There are multiple layers of this bill. First, you can’t have a dog travel on your lap. Sounds reasonable considering you need to be able to respond to other drivers while operating a vehicle. You don’t want to put the dog in danger of facing an airbag full on.
The second part covers not having a dog on a motorcycle. Dog owners will not be allowed to have their dog in front of them on a motorcycle, however they will be able to carry them in a backpack if they’re small enough.
The third part says that dogs should not stick their heads out of car windows. This part seems as if it will be harder to do in practice but they also have a few more safety rules for dogs in cars that could make it easier. For example dogs must now be properly restrained.
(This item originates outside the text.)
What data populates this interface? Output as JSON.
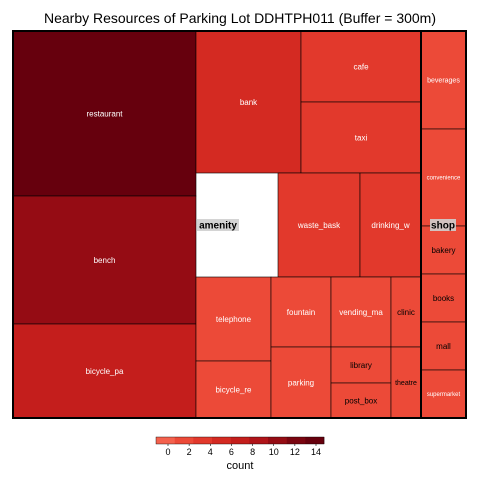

There are a few ways that the dogs can be safely restrained such as inside a crate, restrained with a harness or pet seatbelt or physically restrained by someone who’s not the driver.
There has been a lot of backlash with this last part of the bill, and Senator Book wanted to reassure everyone the bill has our pets’ best interest in mind.
“Our family has three dogs—two of which are almost 175 pounds each and love sticking their heads out the window—so I welcome and appreciate all public comment on this issue, which is only one piece of a complete proposed overhaul of the state’s animal welfare system as brought to me by veterinarians and advocates,” Brook told Car and Driver. “We can easily amend this piece out of the bill while protecting the intent of the animal welfare community and vets who proposed the policy because of unintended injuries they’ve treated—and we will. In the meantime, let’s all invest in a good pair of ‘doggles’ to keep our furry friends safe.”